Today’s story is about Senamile Masango, who discovered a love for science and astronomy at the young age of 11. One lesson about astronauts changed her life and she never imagined herself doing anything different.
Masango worked hard academically and excelled. At the age of 16, she had already enrolled at the University of KwaZulu-Natal in South Africa, pursuing a degree in science. Like many of us, she was consumed by the joys and freedoms of student life and ended up falling pregnant prematurely.
“I was not that responsible so I made mistakes and ended up pregnant. I also failed some of my modules,” she recalled in an interview with Global Citizen.
Masango, who came from a very strict home, had to quit varsity for several years. Though she had made a mistake, she did not let it deter her from pursuing her goals. She resumed studies in 2009, graduating in 2010.
She went on to live in Cape Town in 2016 and obtained a master’s degree in nuclear physics, with a distinction. The following year, Masango made history by becoming the first African woman to be part of an African-led experiment at the European Organization for Nuclear Research (CERN), headquartered in Switzerland.
Indeed, when one is determined to succeed, they stop at nothing. Currently, Masango is a postgraduate nuclear physics researcher at the University of Western Cape.
The nuclear physicist, who also has a passion for helping black women and girls, set up a foundation to ensure young girls participate more in STEM subjects. Though Masango learnt at a school that had well-furbished computer and science labs, she knows the struggle rural and underprivileged children face.
She launched Senamile Masango Foundation in 2014. In her interview with Global Citizen she said,
“It addresses challenges that are faced by women in science. It also provides leadership and role models for young people wishing to enter the fields of science and technology.
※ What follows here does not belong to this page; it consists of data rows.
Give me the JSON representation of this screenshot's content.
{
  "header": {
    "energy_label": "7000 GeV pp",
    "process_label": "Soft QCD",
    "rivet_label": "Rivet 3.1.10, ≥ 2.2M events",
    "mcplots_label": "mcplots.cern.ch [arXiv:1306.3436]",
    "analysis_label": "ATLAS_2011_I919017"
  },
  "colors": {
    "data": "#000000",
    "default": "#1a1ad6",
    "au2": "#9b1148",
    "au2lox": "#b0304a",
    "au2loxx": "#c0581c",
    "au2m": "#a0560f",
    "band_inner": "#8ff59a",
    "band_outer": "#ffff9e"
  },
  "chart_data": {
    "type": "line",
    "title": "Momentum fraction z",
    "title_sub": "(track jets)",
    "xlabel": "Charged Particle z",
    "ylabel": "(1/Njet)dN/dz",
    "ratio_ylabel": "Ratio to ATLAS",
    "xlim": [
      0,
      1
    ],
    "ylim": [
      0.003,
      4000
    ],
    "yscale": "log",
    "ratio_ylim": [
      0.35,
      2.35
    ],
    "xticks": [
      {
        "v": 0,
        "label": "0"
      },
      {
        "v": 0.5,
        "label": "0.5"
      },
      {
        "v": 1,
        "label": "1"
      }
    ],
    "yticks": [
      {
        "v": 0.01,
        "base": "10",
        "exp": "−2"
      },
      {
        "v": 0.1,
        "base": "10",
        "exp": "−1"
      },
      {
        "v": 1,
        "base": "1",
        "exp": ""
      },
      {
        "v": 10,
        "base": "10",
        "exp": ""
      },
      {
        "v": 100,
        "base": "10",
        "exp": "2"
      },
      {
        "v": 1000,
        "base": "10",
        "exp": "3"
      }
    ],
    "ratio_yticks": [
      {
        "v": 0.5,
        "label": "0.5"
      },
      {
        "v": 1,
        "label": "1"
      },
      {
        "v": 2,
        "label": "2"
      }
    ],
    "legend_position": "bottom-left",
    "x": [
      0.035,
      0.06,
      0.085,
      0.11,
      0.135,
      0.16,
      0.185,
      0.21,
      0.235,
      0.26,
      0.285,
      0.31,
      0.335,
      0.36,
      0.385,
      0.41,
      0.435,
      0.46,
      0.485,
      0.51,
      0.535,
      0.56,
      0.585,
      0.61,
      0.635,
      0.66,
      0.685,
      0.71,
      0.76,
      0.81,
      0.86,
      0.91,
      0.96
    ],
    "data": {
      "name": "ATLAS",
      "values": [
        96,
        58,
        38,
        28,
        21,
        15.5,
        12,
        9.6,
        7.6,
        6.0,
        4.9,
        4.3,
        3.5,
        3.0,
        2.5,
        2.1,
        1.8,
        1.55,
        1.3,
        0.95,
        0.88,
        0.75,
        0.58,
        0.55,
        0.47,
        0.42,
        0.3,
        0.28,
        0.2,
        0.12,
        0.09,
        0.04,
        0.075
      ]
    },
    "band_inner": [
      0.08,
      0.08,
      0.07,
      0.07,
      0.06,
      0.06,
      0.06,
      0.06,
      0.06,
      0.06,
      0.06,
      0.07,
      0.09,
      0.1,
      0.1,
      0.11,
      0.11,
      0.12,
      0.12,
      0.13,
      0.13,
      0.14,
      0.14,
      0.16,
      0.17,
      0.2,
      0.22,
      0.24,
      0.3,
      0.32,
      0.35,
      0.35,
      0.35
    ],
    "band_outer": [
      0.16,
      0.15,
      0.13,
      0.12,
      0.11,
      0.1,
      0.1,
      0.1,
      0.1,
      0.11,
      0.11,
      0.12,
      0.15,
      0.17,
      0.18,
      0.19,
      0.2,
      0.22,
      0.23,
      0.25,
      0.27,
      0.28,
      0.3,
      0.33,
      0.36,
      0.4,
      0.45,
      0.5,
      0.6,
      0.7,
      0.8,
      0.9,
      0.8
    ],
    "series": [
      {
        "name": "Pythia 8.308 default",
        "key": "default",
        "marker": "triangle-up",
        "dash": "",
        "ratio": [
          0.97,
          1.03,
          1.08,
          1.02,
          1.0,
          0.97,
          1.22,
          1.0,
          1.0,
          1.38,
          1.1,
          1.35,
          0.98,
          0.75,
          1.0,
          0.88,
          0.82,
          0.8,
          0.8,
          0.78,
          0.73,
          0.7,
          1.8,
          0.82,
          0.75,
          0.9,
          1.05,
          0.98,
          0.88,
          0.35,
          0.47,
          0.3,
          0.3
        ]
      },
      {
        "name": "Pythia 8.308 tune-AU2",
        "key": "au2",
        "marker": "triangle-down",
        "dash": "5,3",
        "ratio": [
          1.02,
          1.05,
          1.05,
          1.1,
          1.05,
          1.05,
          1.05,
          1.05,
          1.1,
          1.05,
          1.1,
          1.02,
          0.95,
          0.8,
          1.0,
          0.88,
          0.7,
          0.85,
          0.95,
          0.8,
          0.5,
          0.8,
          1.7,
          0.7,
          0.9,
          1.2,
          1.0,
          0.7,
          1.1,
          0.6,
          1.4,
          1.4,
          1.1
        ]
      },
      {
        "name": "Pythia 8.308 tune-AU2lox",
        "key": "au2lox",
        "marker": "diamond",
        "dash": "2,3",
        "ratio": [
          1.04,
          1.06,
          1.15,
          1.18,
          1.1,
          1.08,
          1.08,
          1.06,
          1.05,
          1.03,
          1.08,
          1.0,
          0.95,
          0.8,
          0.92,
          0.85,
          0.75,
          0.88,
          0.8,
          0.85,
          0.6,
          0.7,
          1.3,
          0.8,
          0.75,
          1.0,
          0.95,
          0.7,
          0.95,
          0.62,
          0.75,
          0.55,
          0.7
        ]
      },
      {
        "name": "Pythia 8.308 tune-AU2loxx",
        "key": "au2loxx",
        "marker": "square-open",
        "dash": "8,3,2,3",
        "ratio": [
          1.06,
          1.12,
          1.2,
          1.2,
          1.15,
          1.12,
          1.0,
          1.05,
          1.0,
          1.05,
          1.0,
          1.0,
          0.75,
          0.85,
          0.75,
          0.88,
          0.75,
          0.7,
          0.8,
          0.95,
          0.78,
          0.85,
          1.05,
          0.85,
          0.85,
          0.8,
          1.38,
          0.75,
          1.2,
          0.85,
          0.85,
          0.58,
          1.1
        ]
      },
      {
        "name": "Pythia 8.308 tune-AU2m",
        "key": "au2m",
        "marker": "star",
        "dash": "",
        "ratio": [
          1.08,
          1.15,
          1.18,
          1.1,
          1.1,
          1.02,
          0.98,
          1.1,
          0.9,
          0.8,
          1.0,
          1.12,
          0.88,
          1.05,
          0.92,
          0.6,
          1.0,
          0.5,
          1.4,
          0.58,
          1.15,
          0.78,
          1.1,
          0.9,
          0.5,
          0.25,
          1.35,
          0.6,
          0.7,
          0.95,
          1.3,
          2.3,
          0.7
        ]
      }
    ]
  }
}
The number of women in engineering and science has been of particular concern as women are still grossly under-represented, with the percentage of female graduates in science and engineering still below 20% in many countries.”
“When you educate a woman, you educate the next generation. All girls in Africa should be encouraged to take science subjects. Women are the greatest resource any country has. Providing encouragement and opportunity for girls and women in science and engineering is one of the most powerful ways of harnessing this resource for the development of the country,” she added in the same interview.
Her foundation has been hosting online workshops since May 2020. It also has a research department and is looking into building science laboratories and providing science kits for students in under-resourced schools.
Masango’s love for science is taking her to great heights. The 33-year-old is also the youngest board member at the South African Nuclear Energy Corporation (NECSA) and has been named one of South Africa’s top Black women scientists. She has also been consulted by President Cyril Ramaphosa on several occasions.
These are just a few of the achievements Masango has and yet she feels she still has a long way to go. She wants to be the first African woman to travel to space, write a book and be a seasoned motivational speaker. Despite her gender and skin colour being a setback throughout her career, Masango has managed to leave a mark.